Hal ini diperparah dengan tidak adanya kesepakatan bersama untuk mengadakan Kongres Persatuan dan justru salah satu pihak yakni Kubu Imanuel mengambil jalannya sendiri untuk mengadakan Kongres sendiri di Kota Bandung.
Namun tidak semua pihak menyambut positif proses tersebut.
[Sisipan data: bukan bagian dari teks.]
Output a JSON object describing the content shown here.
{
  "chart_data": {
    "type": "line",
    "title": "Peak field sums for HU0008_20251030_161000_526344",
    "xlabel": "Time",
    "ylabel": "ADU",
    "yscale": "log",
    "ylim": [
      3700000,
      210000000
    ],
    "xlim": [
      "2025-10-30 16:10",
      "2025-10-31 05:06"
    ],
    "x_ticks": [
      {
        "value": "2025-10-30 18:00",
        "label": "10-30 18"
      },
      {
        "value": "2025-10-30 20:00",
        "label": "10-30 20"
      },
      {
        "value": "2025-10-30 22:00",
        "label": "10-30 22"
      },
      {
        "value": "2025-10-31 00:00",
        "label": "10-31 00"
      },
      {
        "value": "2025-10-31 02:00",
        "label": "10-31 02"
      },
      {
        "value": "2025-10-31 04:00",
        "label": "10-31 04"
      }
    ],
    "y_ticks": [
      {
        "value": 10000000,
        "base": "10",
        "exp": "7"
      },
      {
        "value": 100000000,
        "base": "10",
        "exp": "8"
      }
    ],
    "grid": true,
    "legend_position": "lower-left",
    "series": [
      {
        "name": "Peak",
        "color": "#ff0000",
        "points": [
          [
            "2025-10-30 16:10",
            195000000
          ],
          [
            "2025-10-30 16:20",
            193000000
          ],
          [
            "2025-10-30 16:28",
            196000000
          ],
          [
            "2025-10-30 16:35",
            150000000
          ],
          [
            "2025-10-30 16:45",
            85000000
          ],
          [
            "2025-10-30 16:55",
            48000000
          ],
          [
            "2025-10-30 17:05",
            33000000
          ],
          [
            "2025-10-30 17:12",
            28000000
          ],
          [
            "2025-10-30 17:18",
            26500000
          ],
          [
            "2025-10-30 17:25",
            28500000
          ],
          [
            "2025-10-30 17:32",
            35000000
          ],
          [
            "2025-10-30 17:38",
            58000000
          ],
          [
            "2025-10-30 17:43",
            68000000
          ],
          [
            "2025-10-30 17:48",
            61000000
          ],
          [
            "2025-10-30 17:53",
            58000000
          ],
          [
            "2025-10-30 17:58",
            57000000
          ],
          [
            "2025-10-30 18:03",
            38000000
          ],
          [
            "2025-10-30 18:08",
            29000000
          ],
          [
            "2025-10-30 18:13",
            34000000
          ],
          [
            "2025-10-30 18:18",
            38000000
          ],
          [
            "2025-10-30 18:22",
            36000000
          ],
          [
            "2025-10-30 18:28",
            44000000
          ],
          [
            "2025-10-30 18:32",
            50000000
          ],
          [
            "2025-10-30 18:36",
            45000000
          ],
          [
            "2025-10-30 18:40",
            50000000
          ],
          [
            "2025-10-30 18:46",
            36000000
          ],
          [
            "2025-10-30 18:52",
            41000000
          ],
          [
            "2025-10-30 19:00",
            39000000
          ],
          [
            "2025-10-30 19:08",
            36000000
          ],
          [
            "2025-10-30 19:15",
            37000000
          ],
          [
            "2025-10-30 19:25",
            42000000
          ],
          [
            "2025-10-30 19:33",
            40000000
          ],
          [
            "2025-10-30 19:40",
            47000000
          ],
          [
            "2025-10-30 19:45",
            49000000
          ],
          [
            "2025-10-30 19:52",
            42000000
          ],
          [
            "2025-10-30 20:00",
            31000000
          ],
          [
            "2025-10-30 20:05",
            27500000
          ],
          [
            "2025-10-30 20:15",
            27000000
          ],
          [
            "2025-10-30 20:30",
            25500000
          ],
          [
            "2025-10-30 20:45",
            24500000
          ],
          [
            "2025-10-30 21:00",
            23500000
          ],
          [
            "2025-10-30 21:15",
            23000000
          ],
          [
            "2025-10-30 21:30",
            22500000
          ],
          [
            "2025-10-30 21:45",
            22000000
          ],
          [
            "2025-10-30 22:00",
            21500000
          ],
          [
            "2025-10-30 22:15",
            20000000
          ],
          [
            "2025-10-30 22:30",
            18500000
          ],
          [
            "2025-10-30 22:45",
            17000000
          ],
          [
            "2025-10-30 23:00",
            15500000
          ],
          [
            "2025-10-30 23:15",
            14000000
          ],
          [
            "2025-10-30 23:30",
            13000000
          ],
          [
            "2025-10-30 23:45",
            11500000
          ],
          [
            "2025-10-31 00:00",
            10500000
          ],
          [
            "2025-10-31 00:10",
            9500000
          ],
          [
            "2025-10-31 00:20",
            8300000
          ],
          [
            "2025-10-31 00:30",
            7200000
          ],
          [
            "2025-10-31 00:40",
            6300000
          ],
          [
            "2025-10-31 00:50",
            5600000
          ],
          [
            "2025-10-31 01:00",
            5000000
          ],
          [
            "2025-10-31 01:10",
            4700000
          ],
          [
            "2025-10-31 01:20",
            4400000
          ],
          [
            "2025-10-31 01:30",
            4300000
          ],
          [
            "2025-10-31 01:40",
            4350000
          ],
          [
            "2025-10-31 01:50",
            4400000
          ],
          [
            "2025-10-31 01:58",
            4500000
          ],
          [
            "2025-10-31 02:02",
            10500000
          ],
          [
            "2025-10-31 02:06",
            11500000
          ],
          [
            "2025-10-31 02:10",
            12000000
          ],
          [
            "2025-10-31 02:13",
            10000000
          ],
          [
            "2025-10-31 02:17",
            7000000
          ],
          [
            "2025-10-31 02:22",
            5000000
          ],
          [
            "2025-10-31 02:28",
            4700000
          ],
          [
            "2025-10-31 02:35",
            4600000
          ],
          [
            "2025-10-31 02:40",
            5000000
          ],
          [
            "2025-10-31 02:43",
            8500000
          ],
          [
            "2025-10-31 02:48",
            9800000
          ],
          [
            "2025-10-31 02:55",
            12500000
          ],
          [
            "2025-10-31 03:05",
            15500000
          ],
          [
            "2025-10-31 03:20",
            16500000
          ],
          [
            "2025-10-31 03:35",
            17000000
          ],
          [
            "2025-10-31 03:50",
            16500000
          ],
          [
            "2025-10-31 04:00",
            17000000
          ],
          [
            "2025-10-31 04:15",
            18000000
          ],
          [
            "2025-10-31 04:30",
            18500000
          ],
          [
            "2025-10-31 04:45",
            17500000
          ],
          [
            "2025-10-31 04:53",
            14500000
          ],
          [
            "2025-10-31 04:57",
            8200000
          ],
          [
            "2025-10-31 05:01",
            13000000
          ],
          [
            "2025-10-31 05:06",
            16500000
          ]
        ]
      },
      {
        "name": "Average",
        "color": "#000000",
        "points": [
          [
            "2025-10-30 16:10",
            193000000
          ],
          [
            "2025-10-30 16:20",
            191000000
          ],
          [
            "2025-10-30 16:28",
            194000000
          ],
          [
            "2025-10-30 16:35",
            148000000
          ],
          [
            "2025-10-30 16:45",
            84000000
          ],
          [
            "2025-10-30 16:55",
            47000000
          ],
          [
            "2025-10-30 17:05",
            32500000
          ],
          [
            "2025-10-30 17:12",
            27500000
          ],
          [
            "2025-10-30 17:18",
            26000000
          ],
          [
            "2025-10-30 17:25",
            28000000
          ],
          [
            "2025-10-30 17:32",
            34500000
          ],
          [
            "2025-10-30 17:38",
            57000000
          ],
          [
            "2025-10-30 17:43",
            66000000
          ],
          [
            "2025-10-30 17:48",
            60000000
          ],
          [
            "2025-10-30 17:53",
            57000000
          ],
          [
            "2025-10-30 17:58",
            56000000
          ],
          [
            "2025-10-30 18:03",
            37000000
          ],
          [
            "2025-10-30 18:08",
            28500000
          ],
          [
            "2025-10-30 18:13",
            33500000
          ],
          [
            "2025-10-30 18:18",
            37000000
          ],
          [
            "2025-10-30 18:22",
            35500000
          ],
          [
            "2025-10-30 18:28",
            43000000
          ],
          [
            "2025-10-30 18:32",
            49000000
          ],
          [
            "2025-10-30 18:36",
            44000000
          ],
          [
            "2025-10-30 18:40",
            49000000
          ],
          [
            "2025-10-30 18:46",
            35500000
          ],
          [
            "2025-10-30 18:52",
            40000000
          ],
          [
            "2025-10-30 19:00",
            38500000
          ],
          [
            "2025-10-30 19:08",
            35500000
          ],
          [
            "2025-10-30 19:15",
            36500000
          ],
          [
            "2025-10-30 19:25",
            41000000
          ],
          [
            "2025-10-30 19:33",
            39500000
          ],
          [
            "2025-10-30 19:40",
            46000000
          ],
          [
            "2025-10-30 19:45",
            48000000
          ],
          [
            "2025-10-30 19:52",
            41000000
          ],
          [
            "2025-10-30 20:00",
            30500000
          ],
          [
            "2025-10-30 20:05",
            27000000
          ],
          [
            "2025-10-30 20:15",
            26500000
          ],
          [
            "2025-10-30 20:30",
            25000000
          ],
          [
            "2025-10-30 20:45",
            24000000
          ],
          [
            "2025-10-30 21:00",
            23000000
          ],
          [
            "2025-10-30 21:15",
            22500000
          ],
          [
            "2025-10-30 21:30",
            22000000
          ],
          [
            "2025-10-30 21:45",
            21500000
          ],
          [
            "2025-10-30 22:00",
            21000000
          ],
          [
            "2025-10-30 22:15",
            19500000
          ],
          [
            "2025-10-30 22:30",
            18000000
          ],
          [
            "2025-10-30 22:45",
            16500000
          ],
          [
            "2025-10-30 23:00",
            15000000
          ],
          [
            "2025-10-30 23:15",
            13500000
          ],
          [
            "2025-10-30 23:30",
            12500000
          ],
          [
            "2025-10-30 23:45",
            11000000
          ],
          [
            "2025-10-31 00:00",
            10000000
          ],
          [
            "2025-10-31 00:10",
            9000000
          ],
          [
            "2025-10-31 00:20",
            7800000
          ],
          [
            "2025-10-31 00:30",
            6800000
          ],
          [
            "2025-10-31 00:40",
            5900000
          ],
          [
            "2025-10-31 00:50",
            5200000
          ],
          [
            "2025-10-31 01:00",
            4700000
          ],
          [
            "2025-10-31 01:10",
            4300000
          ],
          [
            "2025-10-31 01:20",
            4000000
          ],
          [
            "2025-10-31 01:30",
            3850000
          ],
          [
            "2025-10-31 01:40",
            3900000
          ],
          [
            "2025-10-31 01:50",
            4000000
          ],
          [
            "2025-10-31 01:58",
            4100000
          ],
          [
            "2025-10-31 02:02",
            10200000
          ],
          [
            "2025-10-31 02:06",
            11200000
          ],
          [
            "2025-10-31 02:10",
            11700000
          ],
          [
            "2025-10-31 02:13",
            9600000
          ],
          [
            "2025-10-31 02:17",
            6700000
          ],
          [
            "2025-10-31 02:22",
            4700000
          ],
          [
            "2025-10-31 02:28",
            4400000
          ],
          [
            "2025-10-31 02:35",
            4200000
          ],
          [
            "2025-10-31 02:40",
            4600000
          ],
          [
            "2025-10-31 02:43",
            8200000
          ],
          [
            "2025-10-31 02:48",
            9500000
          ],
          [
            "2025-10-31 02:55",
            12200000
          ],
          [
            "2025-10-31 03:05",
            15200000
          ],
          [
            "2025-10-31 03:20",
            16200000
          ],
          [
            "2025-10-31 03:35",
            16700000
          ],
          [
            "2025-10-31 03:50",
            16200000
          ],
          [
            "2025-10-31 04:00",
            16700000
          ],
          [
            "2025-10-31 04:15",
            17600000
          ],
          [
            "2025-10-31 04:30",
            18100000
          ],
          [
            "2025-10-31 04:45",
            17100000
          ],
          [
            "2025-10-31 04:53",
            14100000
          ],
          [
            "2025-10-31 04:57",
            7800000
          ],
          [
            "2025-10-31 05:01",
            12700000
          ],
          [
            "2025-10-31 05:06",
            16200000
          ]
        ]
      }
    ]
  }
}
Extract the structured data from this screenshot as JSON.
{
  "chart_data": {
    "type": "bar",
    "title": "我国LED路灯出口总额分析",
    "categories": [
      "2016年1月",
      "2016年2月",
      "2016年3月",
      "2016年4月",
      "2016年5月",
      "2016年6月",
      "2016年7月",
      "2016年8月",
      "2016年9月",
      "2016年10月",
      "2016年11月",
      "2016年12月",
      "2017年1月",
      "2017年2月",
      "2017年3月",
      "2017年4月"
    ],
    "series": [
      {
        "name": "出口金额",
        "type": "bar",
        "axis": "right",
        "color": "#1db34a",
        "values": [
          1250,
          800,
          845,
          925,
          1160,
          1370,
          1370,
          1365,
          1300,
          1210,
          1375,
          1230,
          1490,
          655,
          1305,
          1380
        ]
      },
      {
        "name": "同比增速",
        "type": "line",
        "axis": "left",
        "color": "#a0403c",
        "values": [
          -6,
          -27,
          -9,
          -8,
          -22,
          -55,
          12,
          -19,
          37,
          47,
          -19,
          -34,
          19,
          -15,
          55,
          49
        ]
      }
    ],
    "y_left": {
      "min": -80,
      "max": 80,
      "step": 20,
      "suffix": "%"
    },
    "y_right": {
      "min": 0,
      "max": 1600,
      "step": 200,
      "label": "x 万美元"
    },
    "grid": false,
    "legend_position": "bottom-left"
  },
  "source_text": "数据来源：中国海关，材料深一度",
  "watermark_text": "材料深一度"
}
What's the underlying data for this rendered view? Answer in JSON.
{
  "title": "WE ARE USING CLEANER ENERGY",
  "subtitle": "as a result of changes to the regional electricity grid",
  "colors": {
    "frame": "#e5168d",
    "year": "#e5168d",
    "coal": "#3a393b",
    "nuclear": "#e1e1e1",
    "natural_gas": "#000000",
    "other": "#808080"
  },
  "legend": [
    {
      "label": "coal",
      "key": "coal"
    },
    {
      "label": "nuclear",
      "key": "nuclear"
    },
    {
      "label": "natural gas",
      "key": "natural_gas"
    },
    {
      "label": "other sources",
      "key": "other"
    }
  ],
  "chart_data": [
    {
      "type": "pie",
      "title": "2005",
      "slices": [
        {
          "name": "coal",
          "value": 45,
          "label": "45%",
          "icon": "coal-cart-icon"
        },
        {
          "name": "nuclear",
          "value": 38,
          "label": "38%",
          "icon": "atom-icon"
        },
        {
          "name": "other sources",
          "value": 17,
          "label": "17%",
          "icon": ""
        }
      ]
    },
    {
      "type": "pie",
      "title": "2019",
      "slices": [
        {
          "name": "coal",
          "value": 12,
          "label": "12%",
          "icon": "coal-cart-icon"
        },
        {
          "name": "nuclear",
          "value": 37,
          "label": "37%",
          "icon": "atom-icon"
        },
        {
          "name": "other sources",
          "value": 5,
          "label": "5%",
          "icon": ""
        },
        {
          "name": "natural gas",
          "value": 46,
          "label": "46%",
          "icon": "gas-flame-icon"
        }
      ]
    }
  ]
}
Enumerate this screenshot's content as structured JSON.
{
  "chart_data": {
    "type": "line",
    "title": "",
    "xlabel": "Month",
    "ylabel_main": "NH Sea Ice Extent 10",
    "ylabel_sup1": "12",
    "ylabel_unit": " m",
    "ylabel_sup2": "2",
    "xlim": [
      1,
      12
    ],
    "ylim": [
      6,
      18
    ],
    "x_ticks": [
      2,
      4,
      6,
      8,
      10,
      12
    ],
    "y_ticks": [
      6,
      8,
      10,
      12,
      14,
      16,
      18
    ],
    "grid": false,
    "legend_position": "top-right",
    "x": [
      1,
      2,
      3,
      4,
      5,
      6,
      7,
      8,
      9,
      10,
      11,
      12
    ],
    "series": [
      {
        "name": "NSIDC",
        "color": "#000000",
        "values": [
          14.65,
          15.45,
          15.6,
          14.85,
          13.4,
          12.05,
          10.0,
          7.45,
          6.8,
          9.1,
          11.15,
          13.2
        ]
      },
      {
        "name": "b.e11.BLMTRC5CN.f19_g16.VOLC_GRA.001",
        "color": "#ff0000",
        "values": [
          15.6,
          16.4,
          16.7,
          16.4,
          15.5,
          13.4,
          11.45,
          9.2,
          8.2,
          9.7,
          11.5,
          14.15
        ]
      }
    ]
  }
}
Di Bandung, misalnya, klub cabang (DPC GMNI Bandung dan Bakercab GMNI Bandung) menolak keras Kongres GMNI XXII yang digagas oleh kubu Imanuel dan menilai bahwa ini merupakan pemaksaan kehendak elit organisasi atas penderitaan kader akar rumput.
Mereka menyerukan rekonstruksi total dengan konsolidasi ideologis berbasis akar rumput, bukan hanya formalitas struktural semata.
Info terkini dari Kongres GMNI XXII versi Imanuel di Bandung, menghasilkan konflik baru dengan adanya penetapan 2 Ketua Umum terpilih yaitu Soejahri Somar-Amir Mahfut dan Risyad Fahlefi-Patra Dewa.
Kemenangan Sojarhi Somar-Amir Mafhuf didukung oleh 91 suara DPD dan DPC GMNI Se-Indonesia yang hadir sebagai peserta kongres, sementara sisanya 44 Suara mendukung Risyad Pahlefi-Patra Dewa.
Meskipun mendapatkan suara lebih sedikit dari Sujarhi Somar-Amir Mahfut, Risyad Pahlefi-Patra Dewa tetap bertahan sebagai pemenang Kongres karena mereka terpilih secara terpisah dengan Sujarhi-Amir melalui Kongres Tandingan yang telah diseting oleh Imanuel.
Kini, GMNI terbelah menjadi 3 bagian atau Tigaisme, ditambah dengan adanya kubu Arjuna-Dendy yang gencar menyuaran persatuan ditubuh GMNI.***
Catatan Redaksi yang diambil dari Keresahan Kader GMNI di berbagai Sumber Media Sosial.